琵琶湖には3つの課題があります。それは水質を浄化することと、外来魚を駆除するなど貴重な動植物を守り、育成すること、そして美しい景観を保全することです。

近江八幡の湖畔

 我が社のホテルがある近江舞子の辺りは、「松は緑に砂白く……」と歌われた美しい山紫水明の地で、今も比良の伏流水が湧き出る湖水は透明で、そのまま飲んでみたくなるほどに清らかです。しかし、琵琶湖大橋以南の水質は、同じ琵琶湖とは思えないほどに透明度を失っています。それを何とかしたいと常々考えていました。

 後ほど触れますが、私は今、生涯の最大課題として、日本橋川・神田川の水質浄化と高架高速道路の撤去に取り組んでいます。その参考のために昨年4月、大阪道頓堀川を周遊し、船の運航会社の伴一郎社長と懇談しました。
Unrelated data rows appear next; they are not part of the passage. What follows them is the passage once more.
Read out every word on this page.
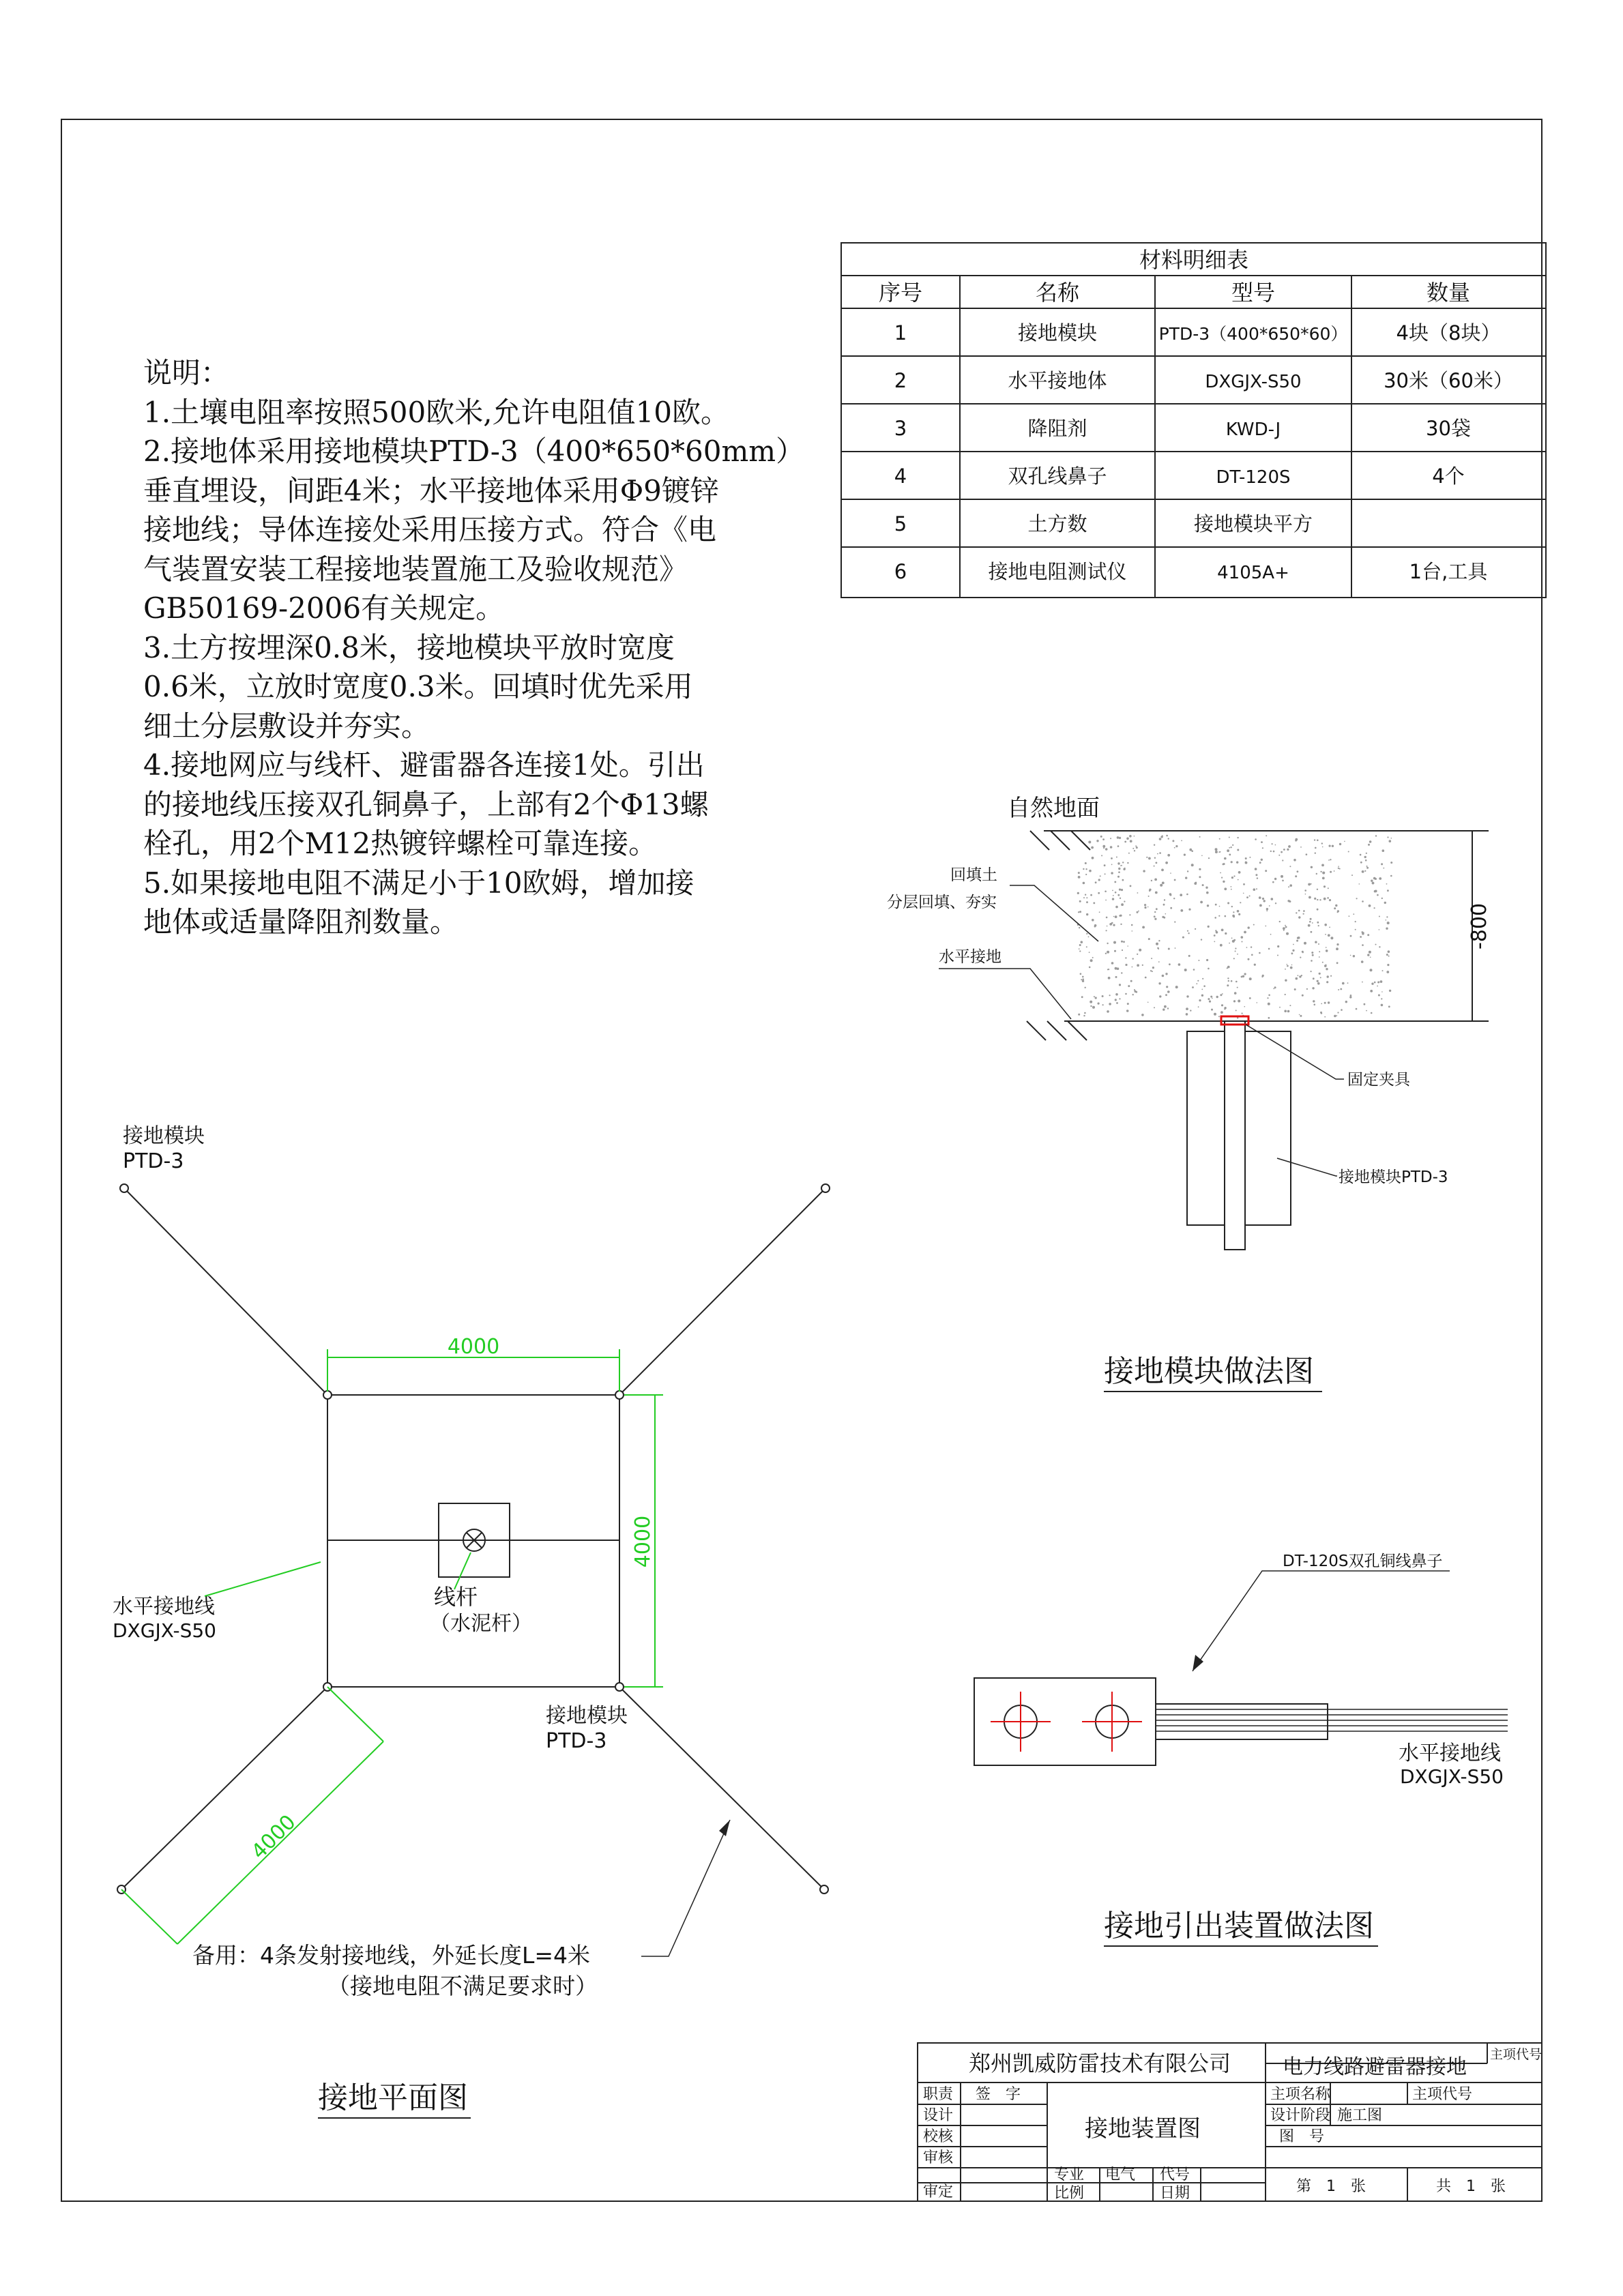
材料明细表
序号	名称	型号	数量
1	接地模块	PTD-3（400*650*60） 4块（8块）
2	水平接地体	DXGJX-S50	30米（60米）
3	降阻剂	KWD-J	30袋
4	双孔线鼻子	DT-120S	4个
5	土方数	接地模块平方
6	接地电阻测试仪	4105A+	1台,工具
-800
自然地面
回填土
分层回填、夯实
水平接地
固定夹具
接地模块PTD-3
接地模块做法图
DT-120S双孔铜线鼻子
水平接地线
DXGJX-S50
接地引出装置做法图
4000
4000
4000
接地模块
PTD-3
线杆
（水泥杆）
水平接地线
DXGJX-S50
接地模块
PTD-3
备用：4条发射接地线，外延长度L=4米
（接地电阻不满足要求时）
接地平面图
郑州凯威防雷技术有限公司	电力线路避雷器接地
主项代号
职责 签　字
设计
校核
审核
审定
接地装置图
专业 电气 代号
比例	日期
主项名称	主项代号
设计阶段 施工图
图　号
第　1　张	共　1　张
说明：
1.土壤电阻率按照500欧米,允许电阻值10欧。
2.接地体采用接地模块PTD-3（400*650*60mm）
垂直埋设，间距4米；水平接地体采用Φ9镀锌
接地线；导体连接处采用压接方式。符合《电
气装置安装工程接地装置施工及验收规范》
GB50169-2006有关规定。
3.土方按埋深0.8米，接地模块平放时宽度
0.6米，立放时宽度0.3米。回填时优先采用
细土分层敷设并夯实。
4.接地网应与线杆、避雷器各连接1处。引出
的接地线压接双孔铜鼻子，上部有2个Φ13螺
栓孔，用2个M12热镀锌螺栓可靠连接。
5.如果接地电阻不满足小于10欧姆，增加接
地体或适量降阻剂数量。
その中で同氏が琵琶湖のヨシを使って紙を作り、湖の水質浄化に取り組んでいることを知り、これぞ我が意を得たりと深く感動しました。ヨシはリンや窒素などを吸収して成長し、1本で約2トンの水を浄化します。ヨシは冬枯れて翌年春に新芽を出す多年性植物なので、毎年刈り取らないと腐って逆に水質を悪くしてしまいます。そこで伴社長と共同でヨシ活用紙の大量生産、大量出荷を図ることにしました。その後の研究開発で、ヨシの含有率を従来品の2倍に引き上げ、その上天然木材に代えて植林木と混合することで、地球温暖化防止にも役立つことになりました。

 こうして今年6月、「レイクパピルス20」の名前で発売することができました。その結果として、下流の宇治川や淀川、ひいては大阪湾の水質浄化が進めば、本懐です。